2. For discount and premium on mortgage or other receivables-backed obligations that are expected to be subject to monthly payments of principal and interest (“paydowns”):
(a) Account for gain or loss attributable to actual monthly paydowns as an increase or decrease to interest income during the period; and
(b) The Fund may elect:
(i) To amortize the discount and premium on the remaining securities, based on the cost of the securities, to the weighted average maturity date, if the information is available, or to the remaining term of the securities, if the weighted average maturity date is not available; or
(ii) Not to amortize the discount or premium on the remaining securities.
3. Solely for the purpose of calculating yield, recognize dividend income by accruing 1/360 of the stated dividend rate of the security each day that the security is in the portfolio.
4. Do not use equalization accounting in calculating yield.
5. Include expenses accrued under a plan adopted under rule 12b-1 in the expenses accrued for the period.

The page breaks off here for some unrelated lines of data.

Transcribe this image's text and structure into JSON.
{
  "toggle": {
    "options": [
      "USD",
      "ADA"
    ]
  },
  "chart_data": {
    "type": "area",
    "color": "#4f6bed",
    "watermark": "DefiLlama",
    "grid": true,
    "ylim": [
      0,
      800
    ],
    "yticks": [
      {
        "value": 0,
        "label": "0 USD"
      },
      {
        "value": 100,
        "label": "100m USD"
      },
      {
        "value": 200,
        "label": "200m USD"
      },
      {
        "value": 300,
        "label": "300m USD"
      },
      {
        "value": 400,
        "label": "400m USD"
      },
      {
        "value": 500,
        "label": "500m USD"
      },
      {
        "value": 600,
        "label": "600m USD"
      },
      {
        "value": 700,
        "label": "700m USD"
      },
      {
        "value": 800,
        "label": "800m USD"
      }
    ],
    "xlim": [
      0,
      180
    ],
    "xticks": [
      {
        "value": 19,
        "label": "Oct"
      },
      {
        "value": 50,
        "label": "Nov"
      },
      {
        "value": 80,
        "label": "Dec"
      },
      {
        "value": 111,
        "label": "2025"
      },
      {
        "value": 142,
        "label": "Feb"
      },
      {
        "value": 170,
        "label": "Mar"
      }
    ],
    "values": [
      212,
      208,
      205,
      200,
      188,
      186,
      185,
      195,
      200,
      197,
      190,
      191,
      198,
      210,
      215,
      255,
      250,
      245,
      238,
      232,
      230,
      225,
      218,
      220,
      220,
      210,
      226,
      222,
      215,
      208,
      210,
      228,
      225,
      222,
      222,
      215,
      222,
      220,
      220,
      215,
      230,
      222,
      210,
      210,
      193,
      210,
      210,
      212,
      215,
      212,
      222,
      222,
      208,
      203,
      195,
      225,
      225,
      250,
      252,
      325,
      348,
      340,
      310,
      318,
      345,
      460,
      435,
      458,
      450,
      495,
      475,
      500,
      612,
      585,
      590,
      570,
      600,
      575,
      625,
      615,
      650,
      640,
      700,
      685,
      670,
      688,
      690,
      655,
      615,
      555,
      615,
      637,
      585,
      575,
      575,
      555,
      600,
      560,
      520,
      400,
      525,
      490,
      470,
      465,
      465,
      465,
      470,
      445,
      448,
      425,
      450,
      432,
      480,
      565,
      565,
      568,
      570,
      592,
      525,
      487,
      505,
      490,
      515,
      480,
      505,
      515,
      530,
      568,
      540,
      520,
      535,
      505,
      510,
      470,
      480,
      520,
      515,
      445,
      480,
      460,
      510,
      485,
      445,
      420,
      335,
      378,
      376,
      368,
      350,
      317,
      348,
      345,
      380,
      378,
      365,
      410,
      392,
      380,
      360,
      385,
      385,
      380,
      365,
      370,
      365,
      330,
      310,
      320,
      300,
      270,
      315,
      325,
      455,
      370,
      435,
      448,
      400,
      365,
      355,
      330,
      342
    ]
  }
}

Reimbursement accrued under the plan may reduce the accrued expenses, but only to the extent the reimbursement does not exceed expenses accrued for the period.
6. Include in the expenses accrued for the period all recurring fees that are charged to all shareholder accounts in proportion to the length of the base period. For any account fees that vary with the size of the account, assume an account size equal to the Fund’s mean (or median) account size.

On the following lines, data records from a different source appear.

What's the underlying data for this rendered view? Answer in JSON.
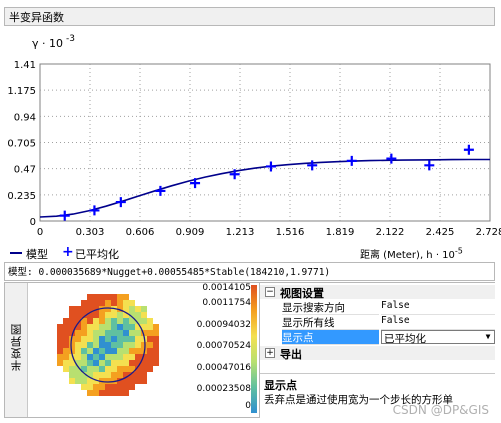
{
  "window": {
    "title": "半变异函数"
  },
  "chart_data": {
    "type": "scatter",
    "y_axis_label": "γ · 10",
    "y_axis_exponent": "-3",
    "x_axis_label": "距离 (Meter), h · 10",
    "x_axis_exponent": "-5",
    "xlim": [
      0,
      2.728
    ],
    "ylim": [
      0,
      1.41
    ],
    "x_ticks": [
      "0",
      "0.303",
      "0.606",
      "0.909",
      "1.213",
      "1.516",
      "1.819",
      "2.122",
      "2.425",
      "2.728"
    ],
    "y_ticks": [
      "0",
      "0.235",
      "0.47",
      "0.705",
      "0.94",
      "1.175",
      "1.41"
    ],
    "grid": true,
    "series": [
      {
        "name": "模型",
        "kind": "line",
        "color": "#00008b",
        "x": [
          0,
          0.1,
          0.2,
          0.3,
          0.4,
          0.5,
          0.6,
          0.7,
          0.8,
          0.9,
          1.0,
          1.1,
          1.2,
          1.3,
          1.4,
          1.5,
          1.6,
          1.7,
          1.8,
          1.9,
          2.0,
          2.1,
          2.2,
          2.3,
          2.4,
          2.5,
          2.6,
          2.728
        ],
        "y": [
          0.036,
          0.043,
          0.062,
          0.093,
          0.133,
          0.178,
          0.225,
          0.272,
          0.317,
          0.358,
          0.394,
          0.425,
          0.452,
          0.474,
          0.492,
          0.506,
          0.517,
          0.526,
          0.533,
          0.538,
          0.542,
          0.545,
          0.547,
          0.549,
          0.55,
          0.551,
          0.552,
          0.552
        ]
      },
      {
        "name": "已平均化",
        "kind": "points",
        "color": "#0000ff",
        "x": [
          0.15,
          0.33,
          0.49,
          0.73,
          0.94,
          1.18,
          1.4,
          1.65,
          1.89,
          2.13,
          2.36,
          2.6
        ],
        "y": [
          0.048,
          0.095,
          0.17,
          0.27,
          0.34,
          0.42,
          0.49,
          0.5,
          0.54,
          0.56,
          0.5,
          0.64
        ]
      }
    ]
  },
  "legend": {
    "model_label": "模型",
    "averaged_label": "已平均化"
  },
  "x_axis": {
    "label": "距离 (Meter), h · 10",
    "exponent": "-5"
  },
  "model_bar": {
    "text": "模型: 0.000035689*Nugget+0.00055485*Stable(184210,1.9771)"
  },
  "side_label": "半变异图",
  "scale": {
    "values": [
      "0.0014105",
      "0.0011754",
      "0.00094032",
      "0.00070524",
      "0.00047016",
      "0.00023508",
      "0"
    ],
    "colors": [
      "#e05020",
      "#f4a020",
      "#f4e050",
      "#b8e070",
      "#60c0a0",
      "#3090d0"
    ]
  },
  "props": {
    "view_group": "视图设置",
    "search_dir_label": "显示搜索方向",
    "search_dir_value": "False",
    "all_lines_label": "显示所有线",
    "all_lines_value": "False",
    "points_label": "显示点",
    "points_value": "已平均化",
    "export_group": "导出",
    "expand_minus": "−",
    "expand_plus": "+",
    "desc_title": "显示点",
    "desc_text": "丢弃点是通过使用宽为一个步长的方形单"
  },
  "watermark": "CSDN @DP&GIS"
}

7. If a broker-dealer or an affiliate of the broker-dealer (as defined in rule 1-02(b) of Regulation S-X [17 CFR 210.1- 02(b)]) has, in connection with directing the Fund’s brokerage transactions to the broker-dealer, provided, agreed to provide, paid for, or agreed to pay for, in whole or in part, services provided to the Fund (other than brokerage and research services as those terms are used in section 28(e) of the Securities Exchange Act [15 U.S.C. 78bb(e)]), add to expenses accrued for the period an estimate of additional amounts that would have been accrued for the period if the Fund had paid for the services directly in an arm’s length transaction.
8. Undeclared earned income, calculated in accordance with generally accepted accounting principles, may be subtracted from the maximum offering price. Undeclared earned income is the net investment income that, at the end of the base period, has not been declared as a dividend, but is reasonably expected to be and is declared as a dividend shortly thereafter.

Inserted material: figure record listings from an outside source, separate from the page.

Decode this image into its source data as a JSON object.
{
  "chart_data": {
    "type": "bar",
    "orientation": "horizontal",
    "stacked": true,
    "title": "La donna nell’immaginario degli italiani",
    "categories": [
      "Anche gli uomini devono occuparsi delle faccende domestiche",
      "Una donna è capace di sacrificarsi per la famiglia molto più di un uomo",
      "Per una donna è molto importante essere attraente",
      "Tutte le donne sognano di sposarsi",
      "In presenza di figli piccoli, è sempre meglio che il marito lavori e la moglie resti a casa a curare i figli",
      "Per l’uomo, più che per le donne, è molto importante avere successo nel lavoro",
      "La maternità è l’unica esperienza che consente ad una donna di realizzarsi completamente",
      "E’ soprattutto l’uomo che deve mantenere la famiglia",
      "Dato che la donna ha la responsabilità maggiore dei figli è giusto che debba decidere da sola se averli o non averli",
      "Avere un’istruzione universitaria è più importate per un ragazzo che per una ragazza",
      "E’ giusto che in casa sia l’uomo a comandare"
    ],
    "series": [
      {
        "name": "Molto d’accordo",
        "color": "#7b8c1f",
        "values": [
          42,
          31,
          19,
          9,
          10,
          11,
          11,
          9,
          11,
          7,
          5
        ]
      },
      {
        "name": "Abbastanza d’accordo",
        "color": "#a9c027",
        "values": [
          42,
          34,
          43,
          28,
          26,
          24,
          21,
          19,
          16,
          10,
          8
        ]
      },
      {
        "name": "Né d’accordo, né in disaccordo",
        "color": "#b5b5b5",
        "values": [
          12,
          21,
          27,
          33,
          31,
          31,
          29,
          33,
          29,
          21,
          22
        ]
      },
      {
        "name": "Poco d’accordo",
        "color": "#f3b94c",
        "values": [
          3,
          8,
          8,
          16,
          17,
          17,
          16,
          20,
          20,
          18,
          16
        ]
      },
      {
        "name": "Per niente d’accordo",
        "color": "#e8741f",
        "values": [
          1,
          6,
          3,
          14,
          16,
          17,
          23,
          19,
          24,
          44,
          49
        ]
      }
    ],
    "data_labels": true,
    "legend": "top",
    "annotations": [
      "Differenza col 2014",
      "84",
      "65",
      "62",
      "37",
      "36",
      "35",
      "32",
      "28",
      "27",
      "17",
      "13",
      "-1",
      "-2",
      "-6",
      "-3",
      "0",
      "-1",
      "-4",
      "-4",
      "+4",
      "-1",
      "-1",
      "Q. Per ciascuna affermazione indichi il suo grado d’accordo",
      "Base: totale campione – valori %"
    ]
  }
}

9. Disclose the amount or specific rate of any nonrecurring account or sales charges.
10. If, in connection with the sale of the Fund’s shares, a deferred sales load payable in installments is imposed, the “maximum public offering price” includes the aggregate amount of the installments (“installment load amount”).
(5)
Tax Equivalent Yield Quotation. Based on a 30-day (or one month) period ended on the date of the most recent balance sheet included in the registration statement, calculate the Fund’s tax equivalent yield by dividing that portion of the Fund’s yield (as calculated under paragraph (b)(4)) that is tax-exempt by 1 minus a stated income tax rate and adding the quotient to that portion, if any, of the Fund’s yield that is not tax-exempt.